I'm doing a web project using AngularJS, but in one of the control checks I'm trying to implement the array.prototype.some()-function. Unfortunately, it does not work, and always gives false.

In my attempts at finding the error, I tried to implement a simple test case where an array with numbers are checked for values higher than 5.

The test code is this:

var arrayForTesting = [2, 5, 18];

var result = arrayForTesting.some(function (element, index, array){
    element > 5;
});

Some webpages implied that I need index and array as mandatory parameters, but only element is the only parameter I require for this test.
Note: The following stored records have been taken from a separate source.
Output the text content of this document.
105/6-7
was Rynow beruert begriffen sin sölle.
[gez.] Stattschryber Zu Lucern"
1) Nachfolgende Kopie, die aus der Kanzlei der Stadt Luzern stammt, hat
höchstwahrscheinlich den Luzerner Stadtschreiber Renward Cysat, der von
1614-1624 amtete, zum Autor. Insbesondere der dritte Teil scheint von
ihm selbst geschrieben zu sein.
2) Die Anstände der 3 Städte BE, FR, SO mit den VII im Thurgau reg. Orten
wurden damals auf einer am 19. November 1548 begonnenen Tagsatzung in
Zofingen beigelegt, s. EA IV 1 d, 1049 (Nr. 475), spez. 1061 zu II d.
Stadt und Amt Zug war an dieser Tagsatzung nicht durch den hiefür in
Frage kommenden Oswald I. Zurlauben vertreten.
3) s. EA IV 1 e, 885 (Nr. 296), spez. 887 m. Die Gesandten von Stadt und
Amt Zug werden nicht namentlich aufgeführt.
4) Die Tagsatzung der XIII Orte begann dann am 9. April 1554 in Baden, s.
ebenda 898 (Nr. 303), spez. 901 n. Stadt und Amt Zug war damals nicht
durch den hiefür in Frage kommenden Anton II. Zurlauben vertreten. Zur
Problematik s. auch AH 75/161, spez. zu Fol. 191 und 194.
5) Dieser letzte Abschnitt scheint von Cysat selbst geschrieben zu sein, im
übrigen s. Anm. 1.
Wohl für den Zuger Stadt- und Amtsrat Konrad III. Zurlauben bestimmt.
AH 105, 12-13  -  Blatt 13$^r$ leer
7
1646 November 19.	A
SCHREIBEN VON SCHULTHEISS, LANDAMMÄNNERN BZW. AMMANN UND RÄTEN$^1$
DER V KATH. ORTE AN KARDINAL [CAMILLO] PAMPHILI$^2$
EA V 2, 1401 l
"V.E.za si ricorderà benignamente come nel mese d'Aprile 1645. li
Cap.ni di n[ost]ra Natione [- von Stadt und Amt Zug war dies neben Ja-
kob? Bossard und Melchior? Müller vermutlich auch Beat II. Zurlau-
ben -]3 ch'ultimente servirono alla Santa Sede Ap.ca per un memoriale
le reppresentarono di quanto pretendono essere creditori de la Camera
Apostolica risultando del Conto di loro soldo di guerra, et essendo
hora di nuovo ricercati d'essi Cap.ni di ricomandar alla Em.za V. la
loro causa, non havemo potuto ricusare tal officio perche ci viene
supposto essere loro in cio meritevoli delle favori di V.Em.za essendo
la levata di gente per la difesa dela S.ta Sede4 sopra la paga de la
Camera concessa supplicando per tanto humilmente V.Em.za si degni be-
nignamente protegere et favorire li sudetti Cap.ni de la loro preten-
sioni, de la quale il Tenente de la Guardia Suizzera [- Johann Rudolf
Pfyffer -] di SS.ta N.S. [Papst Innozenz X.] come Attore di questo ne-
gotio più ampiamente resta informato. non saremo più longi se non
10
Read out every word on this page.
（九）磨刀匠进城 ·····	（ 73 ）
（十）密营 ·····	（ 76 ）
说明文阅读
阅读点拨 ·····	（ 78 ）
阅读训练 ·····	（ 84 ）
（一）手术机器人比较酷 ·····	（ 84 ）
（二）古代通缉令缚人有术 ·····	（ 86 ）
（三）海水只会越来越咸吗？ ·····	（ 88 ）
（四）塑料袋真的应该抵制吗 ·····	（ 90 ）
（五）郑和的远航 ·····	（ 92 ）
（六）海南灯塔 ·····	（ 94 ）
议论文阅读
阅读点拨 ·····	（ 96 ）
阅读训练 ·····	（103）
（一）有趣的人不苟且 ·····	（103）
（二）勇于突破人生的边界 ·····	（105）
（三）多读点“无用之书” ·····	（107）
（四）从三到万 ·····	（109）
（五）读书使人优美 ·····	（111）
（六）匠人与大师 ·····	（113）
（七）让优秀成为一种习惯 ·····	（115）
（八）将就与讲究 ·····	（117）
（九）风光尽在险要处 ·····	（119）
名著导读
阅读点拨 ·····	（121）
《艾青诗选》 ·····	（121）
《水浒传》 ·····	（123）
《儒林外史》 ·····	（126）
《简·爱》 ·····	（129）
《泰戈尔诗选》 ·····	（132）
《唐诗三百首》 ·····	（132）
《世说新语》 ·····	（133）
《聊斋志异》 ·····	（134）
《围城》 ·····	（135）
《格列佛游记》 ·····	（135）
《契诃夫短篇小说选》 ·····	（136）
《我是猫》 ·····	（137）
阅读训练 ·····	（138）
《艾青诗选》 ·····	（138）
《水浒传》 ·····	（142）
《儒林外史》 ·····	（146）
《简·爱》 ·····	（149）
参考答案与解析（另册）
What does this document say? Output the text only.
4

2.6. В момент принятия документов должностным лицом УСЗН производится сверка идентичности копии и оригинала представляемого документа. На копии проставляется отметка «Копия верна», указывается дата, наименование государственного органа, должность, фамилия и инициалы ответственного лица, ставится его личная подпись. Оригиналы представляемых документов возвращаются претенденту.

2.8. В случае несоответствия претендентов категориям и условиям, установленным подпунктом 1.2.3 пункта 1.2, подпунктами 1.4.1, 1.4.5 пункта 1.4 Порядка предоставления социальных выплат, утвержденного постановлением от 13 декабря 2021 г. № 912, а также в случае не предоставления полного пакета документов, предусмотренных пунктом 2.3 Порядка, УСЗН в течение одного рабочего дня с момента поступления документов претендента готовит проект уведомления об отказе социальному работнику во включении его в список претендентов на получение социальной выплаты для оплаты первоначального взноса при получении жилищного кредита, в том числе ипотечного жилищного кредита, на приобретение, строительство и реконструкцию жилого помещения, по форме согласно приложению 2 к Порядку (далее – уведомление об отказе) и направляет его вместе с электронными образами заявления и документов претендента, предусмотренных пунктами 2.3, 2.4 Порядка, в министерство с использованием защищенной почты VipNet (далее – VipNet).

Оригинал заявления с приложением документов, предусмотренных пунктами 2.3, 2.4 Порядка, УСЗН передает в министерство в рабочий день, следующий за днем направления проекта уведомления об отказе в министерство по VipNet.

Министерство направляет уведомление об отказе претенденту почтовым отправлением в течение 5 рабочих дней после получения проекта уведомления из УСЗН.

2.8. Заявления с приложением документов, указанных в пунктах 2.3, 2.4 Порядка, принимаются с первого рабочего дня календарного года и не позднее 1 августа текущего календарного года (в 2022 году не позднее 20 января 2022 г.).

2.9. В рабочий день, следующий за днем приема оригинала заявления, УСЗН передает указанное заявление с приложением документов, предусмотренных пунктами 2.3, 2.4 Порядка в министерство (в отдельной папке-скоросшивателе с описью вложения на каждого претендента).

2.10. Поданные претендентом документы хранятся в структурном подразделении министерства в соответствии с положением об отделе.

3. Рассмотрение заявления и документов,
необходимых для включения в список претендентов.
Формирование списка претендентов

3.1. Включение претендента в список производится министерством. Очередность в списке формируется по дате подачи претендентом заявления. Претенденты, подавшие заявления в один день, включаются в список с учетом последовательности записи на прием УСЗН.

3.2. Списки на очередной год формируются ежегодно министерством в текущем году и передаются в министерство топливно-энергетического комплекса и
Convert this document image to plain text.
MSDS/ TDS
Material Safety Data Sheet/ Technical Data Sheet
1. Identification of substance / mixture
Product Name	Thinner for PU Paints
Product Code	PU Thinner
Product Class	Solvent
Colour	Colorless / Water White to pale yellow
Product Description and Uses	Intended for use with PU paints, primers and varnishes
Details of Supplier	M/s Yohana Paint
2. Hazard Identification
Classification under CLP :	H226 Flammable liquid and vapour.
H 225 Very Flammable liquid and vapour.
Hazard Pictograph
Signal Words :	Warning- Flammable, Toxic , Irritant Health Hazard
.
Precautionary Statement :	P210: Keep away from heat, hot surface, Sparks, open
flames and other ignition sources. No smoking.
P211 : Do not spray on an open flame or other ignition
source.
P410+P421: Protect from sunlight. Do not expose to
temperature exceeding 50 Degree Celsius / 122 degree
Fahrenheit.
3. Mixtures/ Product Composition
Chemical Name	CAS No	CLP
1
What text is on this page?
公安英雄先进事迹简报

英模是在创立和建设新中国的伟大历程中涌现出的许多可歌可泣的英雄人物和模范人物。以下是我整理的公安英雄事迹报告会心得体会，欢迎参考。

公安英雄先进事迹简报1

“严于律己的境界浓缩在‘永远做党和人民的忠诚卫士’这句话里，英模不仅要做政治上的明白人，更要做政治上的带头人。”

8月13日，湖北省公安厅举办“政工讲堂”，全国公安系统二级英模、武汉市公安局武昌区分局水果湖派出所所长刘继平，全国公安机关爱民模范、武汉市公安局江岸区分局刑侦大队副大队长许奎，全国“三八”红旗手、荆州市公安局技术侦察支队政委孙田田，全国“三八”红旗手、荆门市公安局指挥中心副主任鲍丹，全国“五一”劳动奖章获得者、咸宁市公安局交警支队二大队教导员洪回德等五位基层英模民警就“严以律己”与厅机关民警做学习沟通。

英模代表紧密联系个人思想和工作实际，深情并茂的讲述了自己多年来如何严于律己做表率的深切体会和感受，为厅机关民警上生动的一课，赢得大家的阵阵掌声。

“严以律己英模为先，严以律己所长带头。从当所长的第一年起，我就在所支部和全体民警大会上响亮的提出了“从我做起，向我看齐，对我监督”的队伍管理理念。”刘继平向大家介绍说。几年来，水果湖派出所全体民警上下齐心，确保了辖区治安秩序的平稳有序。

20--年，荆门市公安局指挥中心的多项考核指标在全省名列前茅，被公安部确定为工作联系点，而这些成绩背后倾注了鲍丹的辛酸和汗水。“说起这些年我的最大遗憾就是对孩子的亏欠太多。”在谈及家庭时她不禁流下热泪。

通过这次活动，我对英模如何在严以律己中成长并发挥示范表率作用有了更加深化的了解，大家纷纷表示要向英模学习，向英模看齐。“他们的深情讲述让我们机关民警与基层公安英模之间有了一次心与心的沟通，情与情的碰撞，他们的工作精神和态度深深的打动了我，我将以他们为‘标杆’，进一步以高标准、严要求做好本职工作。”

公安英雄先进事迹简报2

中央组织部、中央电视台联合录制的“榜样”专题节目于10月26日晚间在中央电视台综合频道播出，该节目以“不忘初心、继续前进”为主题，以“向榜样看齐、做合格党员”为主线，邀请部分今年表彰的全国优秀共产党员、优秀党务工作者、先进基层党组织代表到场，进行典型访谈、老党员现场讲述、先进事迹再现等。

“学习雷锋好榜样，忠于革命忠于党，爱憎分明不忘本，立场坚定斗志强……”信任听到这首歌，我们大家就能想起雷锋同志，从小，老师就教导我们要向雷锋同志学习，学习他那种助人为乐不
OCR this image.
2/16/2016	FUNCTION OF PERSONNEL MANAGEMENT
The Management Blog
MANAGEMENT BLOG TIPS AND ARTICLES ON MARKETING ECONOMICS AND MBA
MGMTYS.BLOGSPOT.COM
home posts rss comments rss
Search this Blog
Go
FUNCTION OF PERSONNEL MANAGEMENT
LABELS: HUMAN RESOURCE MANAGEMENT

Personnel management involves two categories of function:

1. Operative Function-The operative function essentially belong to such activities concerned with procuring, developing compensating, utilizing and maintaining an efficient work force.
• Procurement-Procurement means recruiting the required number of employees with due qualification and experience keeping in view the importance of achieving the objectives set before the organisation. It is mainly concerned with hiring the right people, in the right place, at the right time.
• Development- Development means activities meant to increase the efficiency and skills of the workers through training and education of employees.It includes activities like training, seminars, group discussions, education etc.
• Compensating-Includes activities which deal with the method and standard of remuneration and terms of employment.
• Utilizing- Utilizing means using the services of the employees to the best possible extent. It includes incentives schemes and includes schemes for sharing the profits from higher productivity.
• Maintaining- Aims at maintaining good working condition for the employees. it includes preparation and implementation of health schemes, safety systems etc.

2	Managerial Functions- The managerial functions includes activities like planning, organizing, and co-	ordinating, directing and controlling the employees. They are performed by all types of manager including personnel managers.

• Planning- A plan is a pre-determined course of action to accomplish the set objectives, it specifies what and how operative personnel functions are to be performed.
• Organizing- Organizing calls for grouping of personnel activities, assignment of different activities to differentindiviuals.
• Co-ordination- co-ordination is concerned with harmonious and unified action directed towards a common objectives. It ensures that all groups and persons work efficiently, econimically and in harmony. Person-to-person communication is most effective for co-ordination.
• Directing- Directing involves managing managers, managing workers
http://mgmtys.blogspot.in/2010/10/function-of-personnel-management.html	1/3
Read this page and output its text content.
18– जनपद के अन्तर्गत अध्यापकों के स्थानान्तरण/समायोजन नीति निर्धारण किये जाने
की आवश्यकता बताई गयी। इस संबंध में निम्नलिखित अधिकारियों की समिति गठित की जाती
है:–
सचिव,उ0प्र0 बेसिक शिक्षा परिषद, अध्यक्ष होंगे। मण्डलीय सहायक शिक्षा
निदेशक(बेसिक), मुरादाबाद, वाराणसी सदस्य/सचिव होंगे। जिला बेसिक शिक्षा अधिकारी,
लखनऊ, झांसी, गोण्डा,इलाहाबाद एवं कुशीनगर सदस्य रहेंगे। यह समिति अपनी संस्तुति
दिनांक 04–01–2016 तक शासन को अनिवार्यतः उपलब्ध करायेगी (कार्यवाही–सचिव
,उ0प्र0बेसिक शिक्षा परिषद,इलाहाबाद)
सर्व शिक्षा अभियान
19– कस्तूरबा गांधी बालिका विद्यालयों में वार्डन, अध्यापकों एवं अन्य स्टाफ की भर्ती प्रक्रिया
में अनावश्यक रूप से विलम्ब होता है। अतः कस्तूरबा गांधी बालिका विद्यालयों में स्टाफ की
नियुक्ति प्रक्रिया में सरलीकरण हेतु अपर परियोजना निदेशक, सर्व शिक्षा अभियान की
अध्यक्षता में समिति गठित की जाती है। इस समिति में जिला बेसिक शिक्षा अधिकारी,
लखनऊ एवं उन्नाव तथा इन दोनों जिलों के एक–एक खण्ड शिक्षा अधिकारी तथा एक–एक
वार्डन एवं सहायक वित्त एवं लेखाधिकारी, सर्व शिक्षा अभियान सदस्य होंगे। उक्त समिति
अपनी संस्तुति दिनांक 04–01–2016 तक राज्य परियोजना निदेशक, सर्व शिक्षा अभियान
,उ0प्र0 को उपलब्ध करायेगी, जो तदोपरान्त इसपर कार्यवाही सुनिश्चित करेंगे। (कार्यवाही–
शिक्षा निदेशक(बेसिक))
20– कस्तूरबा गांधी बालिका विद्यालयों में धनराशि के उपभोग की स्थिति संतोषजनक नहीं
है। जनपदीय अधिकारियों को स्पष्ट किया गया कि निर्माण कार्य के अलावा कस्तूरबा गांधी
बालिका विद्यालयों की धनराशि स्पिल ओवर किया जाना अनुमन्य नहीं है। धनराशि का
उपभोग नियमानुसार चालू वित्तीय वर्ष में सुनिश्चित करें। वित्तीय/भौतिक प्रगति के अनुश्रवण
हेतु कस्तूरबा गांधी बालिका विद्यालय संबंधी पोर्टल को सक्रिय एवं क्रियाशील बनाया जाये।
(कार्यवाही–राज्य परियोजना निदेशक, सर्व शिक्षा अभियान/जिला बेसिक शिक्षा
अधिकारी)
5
However, result still becomes false, but there is at least one element higher than 5.

What am I doing wrong?

like image 261
Darth_Sygnious Avatar asked Dec 01 '22 13:12

Darth_Sygnious


1 Answers

You're not returning the result of the element > 5 comparison; perhaps you've seen ES2015 "arrow functions" and are getting their concise syntax confused with function function syntax (or possibly you've seen some CoffeeScript).

When using function syntax, you must return the result:

var arrayForTesting = [2, 5, 18];
var result = arrayForTesting.some(function (element, index, array){
    return element > 5;
//  ^^^^^^
});

If the function exits without a return xyz statement (or uses return; with no operand), the result of calling the function is undefined, which is falsey, so some doesn't stop looping.

With ES2015, if you use an arrow function and a "concise function body," the return is implicit:

var arrayForTesting = [2, 5, 18];
var result = arrayForTesting.some(element => element > 5);

But only with concise bodies (no {}), otherwise you use return as with function functions:

var arrayForTesting = [2, 5, 18];
var result = arrayForTesting.some(element => {
    return element > 5;
});

Note that while cutting-edge browsers are actively updating their JavaScript engines to add ES2015 features, support on the ground is still sparse enough you probably need to transpile to use ES2015 features like arrow functions. (Not least if you need to support older browsers like IE10.)